Spherix Incorporated was launched in 1967 as a scientific research company under the name Biospherics Research. The Company now leverages its scientific and technical expertise and experience through its two subsidiaries -- Biospherics Incorporated and Spherix Consulting, Inc. Biospherics is dedicated to development of D-tagatose and recently completed a Phase 3 clinical trial to study the use of D-tagatose as a treatment for Type 2 diabetes. Biospherics is actively seeking a pharma partner to continue the diabetes development while exploring D-tagatose as a potential treatment for high triglycerides, a risk factor for atherosclerosis, myocardial infarction, and stroke. Spherix's Consulting subsidiary provides scientific and strategic support for suppliers, manufacturers, distributors and retailers of conventional foods, biotechnology-derived foods, medical foods, infant formulas, food ingredients, dietary supplements, food contact substances, pharmaceuticals, medical devices, consumer products and industrial chemicals and pesticides. For more information, please visit www.spherix.com.

Forward-Looking Statements

This release contains forward-looking statements which are made pursuant to provisions of Section 21E of the Securities Exchange Act of 1934. Investors are cautioned that such statements in this release, including statements relating to planned clinical study design, regulatory and business strategies, plans and objectives of management and growth opportunities for existing or proposed products, constitute forward-looking statements which involve risks and uncertainties that could cause actual results to differ materially from those anticipated by the forward-looking statements.
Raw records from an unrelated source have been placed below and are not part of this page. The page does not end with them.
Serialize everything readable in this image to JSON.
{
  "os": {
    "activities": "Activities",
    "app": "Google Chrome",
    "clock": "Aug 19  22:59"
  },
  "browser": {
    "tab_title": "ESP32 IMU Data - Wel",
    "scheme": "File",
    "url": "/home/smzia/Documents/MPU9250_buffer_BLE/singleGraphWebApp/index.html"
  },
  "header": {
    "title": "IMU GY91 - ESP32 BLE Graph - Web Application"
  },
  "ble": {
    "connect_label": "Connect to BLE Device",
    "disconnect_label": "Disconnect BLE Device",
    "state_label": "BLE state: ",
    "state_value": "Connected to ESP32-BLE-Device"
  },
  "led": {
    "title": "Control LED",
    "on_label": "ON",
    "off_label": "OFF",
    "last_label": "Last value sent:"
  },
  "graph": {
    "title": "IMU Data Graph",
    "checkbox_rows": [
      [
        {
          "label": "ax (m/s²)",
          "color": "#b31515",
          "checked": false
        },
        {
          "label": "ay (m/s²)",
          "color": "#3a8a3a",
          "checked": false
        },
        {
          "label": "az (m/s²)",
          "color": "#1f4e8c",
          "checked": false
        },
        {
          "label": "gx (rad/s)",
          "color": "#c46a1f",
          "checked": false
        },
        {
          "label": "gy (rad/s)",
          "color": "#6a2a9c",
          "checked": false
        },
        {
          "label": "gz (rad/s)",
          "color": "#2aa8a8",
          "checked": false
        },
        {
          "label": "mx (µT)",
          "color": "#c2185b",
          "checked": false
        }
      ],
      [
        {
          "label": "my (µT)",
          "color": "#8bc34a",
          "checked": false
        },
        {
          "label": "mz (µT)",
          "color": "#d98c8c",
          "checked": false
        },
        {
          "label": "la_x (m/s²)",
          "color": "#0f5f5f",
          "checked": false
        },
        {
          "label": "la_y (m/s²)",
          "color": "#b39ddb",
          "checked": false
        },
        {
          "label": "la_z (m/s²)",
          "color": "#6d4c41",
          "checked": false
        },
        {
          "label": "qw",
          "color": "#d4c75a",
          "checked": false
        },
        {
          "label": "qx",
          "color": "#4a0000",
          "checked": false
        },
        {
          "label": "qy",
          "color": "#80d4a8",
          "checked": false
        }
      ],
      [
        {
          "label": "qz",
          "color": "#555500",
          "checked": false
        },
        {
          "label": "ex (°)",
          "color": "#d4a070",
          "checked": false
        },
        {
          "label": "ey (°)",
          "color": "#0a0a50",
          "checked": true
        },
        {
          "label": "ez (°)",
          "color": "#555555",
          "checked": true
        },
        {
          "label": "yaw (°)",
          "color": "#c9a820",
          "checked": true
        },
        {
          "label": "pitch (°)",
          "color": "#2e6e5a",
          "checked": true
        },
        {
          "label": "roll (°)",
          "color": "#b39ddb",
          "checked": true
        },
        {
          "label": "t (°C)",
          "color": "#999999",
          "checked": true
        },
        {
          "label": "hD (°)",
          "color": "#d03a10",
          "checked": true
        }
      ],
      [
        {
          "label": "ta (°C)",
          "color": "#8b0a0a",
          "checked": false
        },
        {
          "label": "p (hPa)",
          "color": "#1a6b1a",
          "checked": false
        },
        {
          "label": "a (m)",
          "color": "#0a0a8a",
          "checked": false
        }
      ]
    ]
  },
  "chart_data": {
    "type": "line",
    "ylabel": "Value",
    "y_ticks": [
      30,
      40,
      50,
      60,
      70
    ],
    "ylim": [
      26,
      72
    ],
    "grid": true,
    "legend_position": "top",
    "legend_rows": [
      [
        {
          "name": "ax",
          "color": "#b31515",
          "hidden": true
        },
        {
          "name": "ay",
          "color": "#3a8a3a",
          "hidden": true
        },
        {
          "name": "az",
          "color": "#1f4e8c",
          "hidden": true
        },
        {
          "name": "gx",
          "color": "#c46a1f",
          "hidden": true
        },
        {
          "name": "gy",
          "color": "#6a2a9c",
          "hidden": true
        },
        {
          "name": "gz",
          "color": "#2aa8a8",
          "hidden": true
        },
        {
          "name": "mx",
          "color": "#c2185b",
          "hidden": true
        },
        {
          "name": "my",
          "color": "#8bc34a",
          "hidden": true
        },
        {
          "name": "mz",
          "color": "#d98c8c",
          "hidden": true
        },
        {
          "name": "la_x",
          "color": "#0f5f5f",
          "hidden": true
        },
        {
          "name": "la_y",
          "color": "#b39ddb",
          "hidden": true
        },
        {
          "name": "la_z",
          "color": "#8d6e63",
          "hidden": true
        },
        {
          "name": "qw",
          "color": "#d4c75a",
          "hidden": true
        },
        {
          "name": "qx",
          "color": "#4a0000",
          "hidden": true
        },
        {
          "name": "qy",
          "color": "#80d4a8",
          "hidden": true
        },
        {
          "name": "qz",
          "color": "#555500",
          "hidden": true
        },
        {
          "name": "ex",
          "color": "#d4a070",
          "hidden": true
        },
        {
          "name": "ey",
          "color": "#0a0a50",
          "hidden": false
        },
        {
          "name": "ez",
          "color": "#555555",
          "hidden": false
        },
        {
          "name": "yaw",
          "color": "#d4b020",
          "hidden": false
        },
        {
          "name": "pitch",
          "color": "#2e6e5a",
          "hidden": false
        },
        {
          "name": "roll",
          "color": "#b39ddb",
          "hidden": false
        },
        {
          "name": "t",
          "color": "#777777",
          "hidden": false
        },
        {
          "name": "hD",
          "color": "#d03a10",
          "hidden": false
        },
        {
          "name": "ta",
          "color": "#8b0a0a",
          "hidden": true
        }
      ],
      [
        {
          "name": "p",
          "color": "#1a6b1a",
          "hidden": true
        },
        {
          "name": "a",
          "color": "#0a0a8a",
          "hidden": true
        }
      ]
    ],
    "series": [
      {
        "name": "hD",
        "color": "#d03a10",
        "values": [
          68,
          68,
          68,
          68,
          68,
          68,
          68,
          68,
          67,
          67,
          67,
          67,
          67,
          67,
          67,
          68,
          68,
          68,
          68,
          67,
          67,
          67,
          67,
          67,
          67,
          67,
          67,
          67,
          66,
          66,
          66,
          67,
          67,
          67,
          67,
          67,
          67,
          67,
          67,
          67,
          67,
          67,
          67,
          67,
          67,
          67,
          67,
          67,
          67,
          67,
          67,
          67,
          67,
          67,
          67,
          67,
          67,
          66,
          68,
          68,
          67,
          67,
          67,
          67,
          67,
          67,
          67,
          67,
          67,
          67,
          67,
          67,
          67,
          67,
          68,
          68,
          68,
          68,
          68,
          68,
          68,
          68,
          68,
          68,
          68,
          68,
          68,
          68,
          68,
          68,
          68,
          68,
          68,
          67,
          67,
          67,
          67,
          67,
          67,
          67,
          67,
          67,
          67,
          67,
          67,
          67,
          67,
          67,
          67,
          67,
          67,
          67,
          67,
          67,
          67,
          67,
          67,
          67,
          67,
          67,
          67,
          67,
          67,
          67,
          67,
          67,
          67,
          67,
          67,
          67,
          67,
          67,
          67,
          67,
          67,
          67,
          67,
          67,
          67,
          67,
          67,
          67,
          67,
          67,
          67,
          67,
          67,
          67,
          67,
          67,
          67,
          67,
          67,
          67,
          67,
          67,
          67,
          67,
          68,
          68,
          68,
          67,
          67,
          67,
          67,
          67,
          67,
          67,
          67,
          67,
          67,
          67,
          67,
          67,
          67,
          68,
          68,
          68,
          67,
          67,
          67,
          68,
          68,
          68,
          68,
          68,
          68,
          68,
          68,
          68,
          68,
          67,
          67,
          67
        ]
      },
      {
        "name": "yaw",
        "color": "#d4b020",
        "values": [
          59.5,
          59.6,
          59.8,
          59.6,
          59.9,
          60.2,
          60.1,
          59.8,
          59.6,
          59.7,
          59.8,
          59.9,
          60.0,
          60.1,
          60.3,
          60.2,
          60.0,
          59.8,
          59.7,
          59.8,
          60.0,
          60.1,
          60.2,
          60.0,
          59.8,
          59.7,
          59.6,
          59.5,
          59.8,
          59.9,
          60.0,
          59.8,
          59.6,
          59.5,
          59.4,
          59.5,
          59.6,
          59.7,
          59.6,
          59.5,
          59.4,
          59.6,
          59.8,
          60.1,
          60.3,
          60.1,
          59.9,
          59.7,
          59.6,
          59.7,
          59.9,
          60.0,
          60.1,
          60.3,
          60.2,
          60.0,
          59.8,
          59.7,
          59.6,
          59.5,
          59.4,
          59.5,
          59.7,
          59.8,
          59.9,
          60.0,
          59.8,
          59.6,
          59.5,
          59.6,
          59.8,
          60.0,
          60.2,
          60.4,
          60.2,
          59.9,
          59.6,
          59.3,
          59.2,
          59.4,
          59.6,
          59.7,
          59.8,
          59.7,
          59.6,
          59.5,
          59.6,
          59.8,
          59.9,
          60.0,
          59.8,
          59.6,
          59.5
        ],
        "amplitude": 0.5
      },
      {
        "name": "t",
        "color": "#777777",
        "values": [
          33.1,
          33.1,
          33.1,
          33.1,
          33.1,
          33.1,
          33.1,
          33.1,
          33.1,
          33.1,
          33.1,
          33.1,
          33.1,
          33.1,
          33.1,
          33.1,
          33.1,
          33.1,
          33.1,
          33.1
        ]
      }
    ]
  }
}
The risks and uncertainties include, without limitation, risks that product candidates may fail in the clinic or may not be successfully marketed or manufactured, we may lack financial resources to complete development of D-tagatose, the FDA may interpret the results of studies differently than us, competing products may be more successful, demand for new pharmaceutical products may decrease, the biopharmaceutical industry may experience negative market trends, our continuing efforts to develop D-tagatose may be unsuccessful, our common stock could be delisted from the Nasdaq Capital Market, and other risks and challenges detailed in our filings with the U.S. Securities and Exchange Commission, including our current report on Form 8-K filed on October 10, 2007. Readers are cautioned not to place undue reliance on any forward-looking statements which speak only as of the date of this release. We undertake no obligation to publicly release the results of any revisions to these forward-looking statements that may be made to reflect events or circumstances that occur after the date of this release or to reflect the occurrence of unanticipated events.